Underlying the creation of this new Swiss banking behemoth is the perceived need to respond to and prepare for greater European union. The single currency ought to create a much more competitive and transparent European market in capital and financial services. This in turn creates further pressure for cost cutting and mergers, both domestic and cross border.

There is a certain irony in the fact that Switzerland is not part of the European Union, nor does it have any intention of joining the single currency. None the less, both banks have extensive operations throughout Europe, including the City, where they have competing investment banking operations. Both banks also fear they might fall prey to a foreign predator if they don't merge with a more friendly home player.
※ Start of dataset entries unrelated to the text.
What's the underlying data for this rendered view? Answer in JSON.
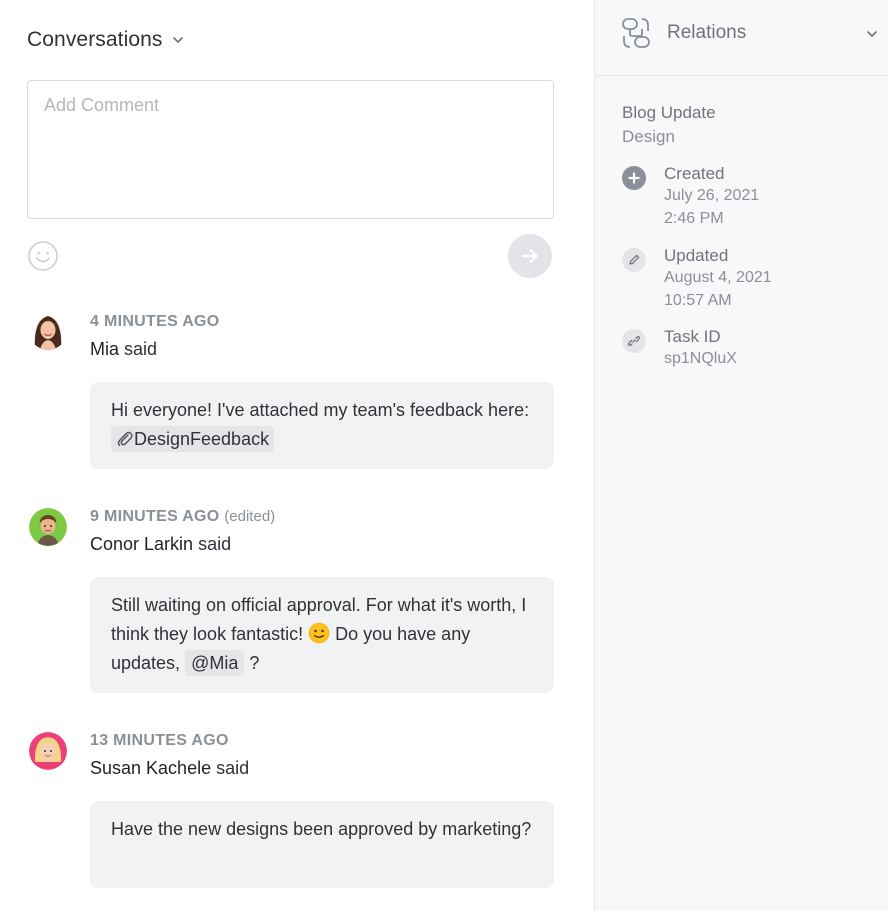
{
  "conversations": {
    "title": "Conversations",
    "input_placeholder": "Add Comment",
    "comments": [
      {
        "time": "4 MINUTES AGO",
        "edited": "",
        "author": "Mia",
        "said": "said",
        "text_before": "Hi everyone! I've attached my team's feedback here: ",
        "attachment": "DesignFeedback"
      },
      {
        "time": "9 MINUTES AGO",
        "edited": "(edited)",
        "author": "Conor Larkin",
        "said": "said",
        "text_before": "Still waiting on official approval. For what it's worth, I think they look fantastic! ",
        "text_after": " Do you have any updates, ",
        "mention": "@Mia",
        "text_end": " ?"
      },
      {
        "time": "13 MINUTES AGO",
        "edited": "",
        "author": "Susan Kachele",
        "said": "said",
        "text_before": "Have the new designs been approved by marketing?"
      }
    ]
  },
  "relations": {
    "title": "Relations",
    "item_title": "Blog Update",
    "item_subtitle": "Design",
    "created": {
      "label": "Created",
      "date": "July 26, 2021",
      "time": "2:46 PM"
    },
    "updated": {
      "label": "Updated",
      "date": "August 4, 2021",
      "time": "10:57 AM"
    },
    "task": {
      "label": "Task ID",
      "value": "sp1NQluX"
    }
  },
  "icons": [
    "chevron-down-icon",
    "emoji-icon",
    "arrow-right-icon",
    "paperclip-icon",
    "slightly-smiling-emoji",
    "relations-icon",
    "plus-circle-icon",
    "pencil-icon",
    "link-icon"
  ],
  "colors": {
    "bubble": "#f1f2f4",
    "panel": "#f7f8f9",
    "muted": "#8a8f98",
    "text": "#2f3237"
  }
}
Exactly the same thought process plagues Martin Taylor and his counterparts elsewhere in the UK banking sector. Barclays and NatWest rank only number 19 and 20 in the world in terms of assets, and individually they will amount to little more than half the size of the unimaginatively renamed United Bank of Switzerland. If commodity banking, like other industries, is going to become dominated in the single market by just three to four big players, then what chance do these two and others have of surviving as independents?

This, however, is where the argument rather runs out of legs, for in truth the Swiss bank merger lends only very superficial support to the case for allowing Barclays and NatWest to merge. For a start, Switzerland is a country of just 8 million people. Its most famous exports are the cuckoo clock and the Swiss army knife. Even its skiing industry isn't much cop these days. When things get tough, it adjusts its workforce by throwing out the immigrants.

Switzerland's success as an economy, and that of her banks, is an international one. In Switzerland, it is genuinely possible to make the argument that the creation of national champions in the international arena should be allowed to override all domestic competition concerns. That's one of the reasons why Switzerland has become home to so many leading multinationals and so much international capital.

The same case cannot be made for Britain, with its much larger and more vibrant domestic market place. Barclays and NatWest already have market shares in small business and credit-card lending which might be considered unhealthy for a large economy of 60 million people. Do we really want to give them even greater power? In recent years, both banks have been poor at product innovation and in customer service. In all yesterday's global banking speak and Swiss cost cutting zeal, there was not a single mention of what this merger might do for the customer. We can expect even less if Barclays were to consummate its desires by merging with NatWest.

The Government should put a stop to the fevered imaginings of our leading bankers by making a clear and unambiguous statement that further large scale domestic consolidation in the banking sector will not be tolerated. If there are any bankers who really believe in the Euro-dimension, they should have the courage of their convictions and attempt a cross-border merger. Now why does that possibility seem just so unlikely?